The association also argued: “Even though there is action in some member states, European-level involvement is necessary to create resilience across the single market. pandemic has no borders.”

It outlined that only an insurance-based public-private partnership can provide appropriate incentives for companies to apply modern risk management and loss prevention tools that can respond to exceptional risks. This will contribute significantly to the overall recovery from the current pandemic and resilience to future catastrophic events.

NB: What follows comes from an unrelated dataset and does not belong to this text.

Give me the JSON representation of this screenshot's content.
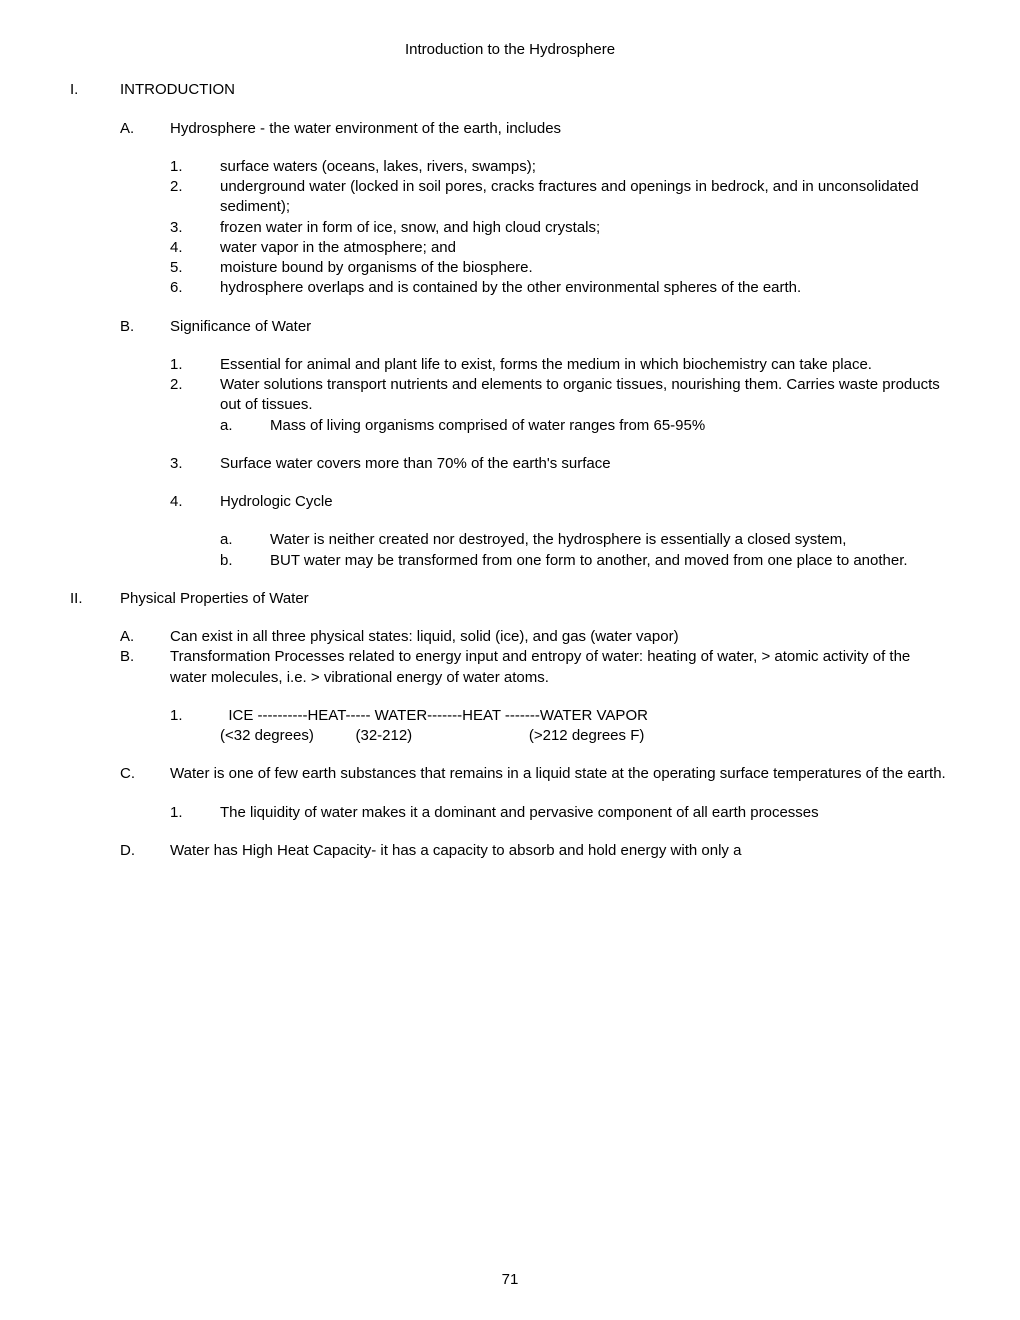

For such a scheme to work, FERMA emphasised that the EU must be involved. It suggested that it needs to coordinate and insure minimum standards of national schemes across member states.

According to FERMA, the EU should also establish an expert group for the necessary data sharing and risk modelling, as EIOPA suggested in their report.

“Ultimately, a European financial backstop is likely to be necessary,” said FERMA.

At the same time, FERMA noted that they want to see the EU promote risk management at enterprise and national level.

“Only by doing this, will we strengthen our resilience to catastrophic risks,” it added.